Prof. Dr. Yaltırak, kentsel dönüşüm süreçlerini de eleştirerek mevcut uygulamaların "rant odaklı dönüşüm" haline dönüşmesine dikkat çekti. Özellikle Etiler, Ulus gibi eski ve yıpranmış binaların bulunduğu mahallelerde, bu binaların yaşlılıkları sebebiyle topluca yıkılma kararlarının alınmasını "soygun" olarak tanımladı. Doğru bir yaklaşımın her binanın kendi risk analizinin yapılması, gerekli görülüyorsa güçlendirilmesi ve yıkılması gerekiyorsa yıkılması gerektiğini savundu. Bu yaklaşımın, milli servet açısından büyük bir tasarruf sağlayacağını ve kentin tarihi yapısını koruyacağını vurguladı.

TSUNAMİ RİSKİ VE BİLİMSEL YAKLAŞIM

Yaltırak, Marmara Denizi'nde 18 adet denizaltı heyelanın bulunduğunu ve bir depremin bu heyelanları tetiklemesi durumunda tsunami oluşma ihtimalinin bulunduğunu ifade etti. 1509 yılında meydana gelen tsunaminin, bu heyelanlardan biri tarafından tetiklendiğini ve Samatya'daki surları aşarak 6 metrelik dalgaların oluştuğunu belirtti. MATAM, bu heyelanları inceleyip tsunami risklerini modelleyecek ve elde edilen tüm verileri kamuoyu ile şeffaf bir şekilde paylaşacaklarını açıkladı.

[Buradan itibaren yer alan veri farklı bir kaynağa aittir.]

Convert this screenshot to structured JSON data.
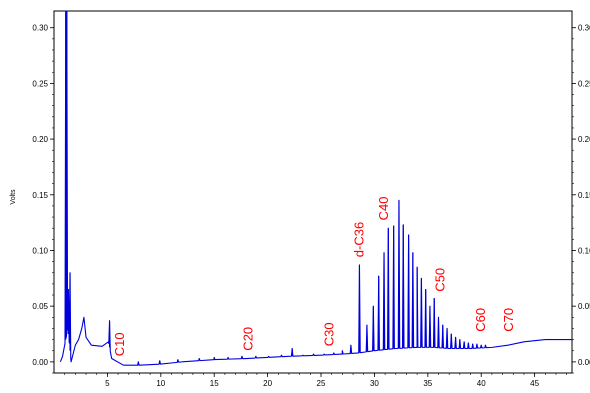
{
  "chart_data": {
    "type": "line",
    "ylabel": "Volts",
    "xlim": [
      0,
      48.5
    ],
    "ylim": [
      -0.01,
      0.315
    ],
    "grid": false,
    "x_tick_labels": [
      "5",
      "10",
      "15",
      "20",
      "25",
      "30",
      "35",
      "40",
      "45"
    ],
    "y_tick_labels": [
      "0.00",
      "0.05",
      "0.10",
      "0.15",
      "0.20",
      "0.25",
      "0.30"
    ],
    "series": [
      {
        "color": "#0000dd",
        "baseline_points": [
          [
            0.6,
            0.0
          ],
          [
            0.8,
            0.005
          ],
          [
            1.0,
            0.015
          ],
          [
            1.3,
            0.03
          ],
          [
            1.6,
            0.0
          ],
          [
            2.0,
            0.015
          ],
          [
            2.3,
            0.02
          ],
          [
            2.6,
            0.03
          ],
          [
            2.8,
            0.04
          ],
          [
            3.0,
            0.022
          ],
          [
            3.5,
            0.015
          ],
          [
            4.5,
            0.014
          ],
          [
            5.1,
            0.018
          ],
          [
            5.4,
            0.003
          ],
          [
            6.5,
            -0.003
          ],
          [
            8.0,
            -0.003
          ],
          [
            10.0,
            -0.002
          ],
          [
            12.0,
            0.0
          ],
          [
            15.0,
            0.002
          ],
          [
            18.0,
            0.003
          ],
          [
            20.0,
            0.004
          ],
          [
            22.0,
            0.005
          ],
          [
            25.0,
            0.006
          ],
          [
            27.0,
            0.007
          ],
          [
            28.5,
            0.008
          ],
          [
            30.0,
            0.01
          ],
          [
            32.0,
            0.012
          ],
          [
            34.0,
            0.013
          ],
          [
            35.5,
            0.013
          ],
          [
            37.0,
            0.012
          ],
          [
            39.0,
            0.012
          ],
          [
            41.0,
            0.013
          ],
          [
            42.5,
            0.015
          ],
          [
            44.0,
            0.018
          ],
          [
            46.0,
            0.02
          ],
          [
            48.5,
            0.02
          ]
        ],
        "spikes": [
          [
            1.1,
            0.315
          ],
          [
            1.2,
            0.315
          ],
          [
            1.35,
            0.065
          ],
          [
            1.5,
            0.08
          ],
          [
            5.2,
            0.037
          ],
          [
            7.9,
            0.0
          ],
          [
            9.9,
            0.001
          ],
          [
            11.6,
            0.002
          ],
          [
            13.6,
            0.003
          ],
          [
            15.0,
            0.004
          ],
          [
            16.3,
            0.004
          ],
          [
            17.6,
            0.005
          ],
          [
            18.9,
            0.005
          ],
          [
            20.1,
            0.005
          ],
          [
            21.3,
            0.006
          ],
          [
            22.3,
            0.012
          ],
          [
            23.3,
            0.006
          ],
          [
            24.3,
            0.007
          ],
          [
            25.3,
            0.007
          ],
          [
            26.2,
            0.008
          ],
          [
            27.0,
            0.01
          ],
          [
            27.8,
            0.015
          ],
          [
            28.6,
            0.087
          ],
          [
            29.3,
            0.033
          ],
          [
            29.9,
            0.05
          ],
          [
            30.4,
            0.077
          ],
          [
            30.9,
            0.098
          ],
          [
            31.3,
            0.12
          ],
          [
            31.8,
            0.122
          ],
          [
            32.3,
            0.145
          ],
          [
            32.7,
            0.123
          ],
          [
            33.2,
            0.114
          ],
          [
            33.6,
            0.098
          ],
          [
            34.0,
            0.085
          ],
          [
            34.4,
            0.075
          ],
          [
            34.8,
            0.065
          ],
          [
            35.2,
            0.05
          ],
          [
            35.6,
            0.057
          ],
          [
            36.0,
            0.04
          ],
          [
            36.4,
            0.033
          ],
          [
            36.8,
            0.03
          ],
          [
            37.2,
            0.025
          ],
          [
            37.6,
            0.022
          ],
          [
            38.0,
            0.02
          ],
          [
            38.4,
            0.018
          ],
          [
            38.8,
            0.017
          ],
          [
            39.2,
            0.016
          ],
          [
            39.6,
            0.016
          ],
          [
            40.0,
            0.015
          ],
          [
            40.4,
            0.015
          ]
        ]
      }
    ],
    "annotations": [
      {
        "text": "C10",
        "x": 6.2,
        "y": 0.005
      },
      {
        "text": "C20",
        "x": 18.2,
        "y": 0.01
      },
      {
        "text": "C30",
        "x": 25.8,
        "y": 0.014
      },
      {
        "text": "d-C36",
        "x": 28.6,
        "y": 0.094
      },
      {
        "text": "C40",
        "x": 30.9,
        "y": 0.127
      },
      {
        "text": "C50",
        "x": 36.2,
        "y": 0.063
      },
      {
        "text": "C60",
        "x": 40.0,
        "y": 0.027
      },
      {
        "text": "C70",
        "x": 42.6,
        "y": 0.027
      }
    ]
  }
}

Yaltırak, kendisinin bir kamu görevlisi olarak kamu yararına çalışmak zorunda olduğunu dile getirerek, "Hem devletten maaş alıyorum hem de ülke için hiçbir şey yapmamam, kendi çıkarım için çalışmam devlet anlayışıma, ideolojik perspektifime terstir." ifadesinde bulundu. MATAM, tüm verileri açık bir biçimde sunmayı ve herkese bu bilgilere erişim imkanı sağlamayı taahhüt ettiğini vurguladı.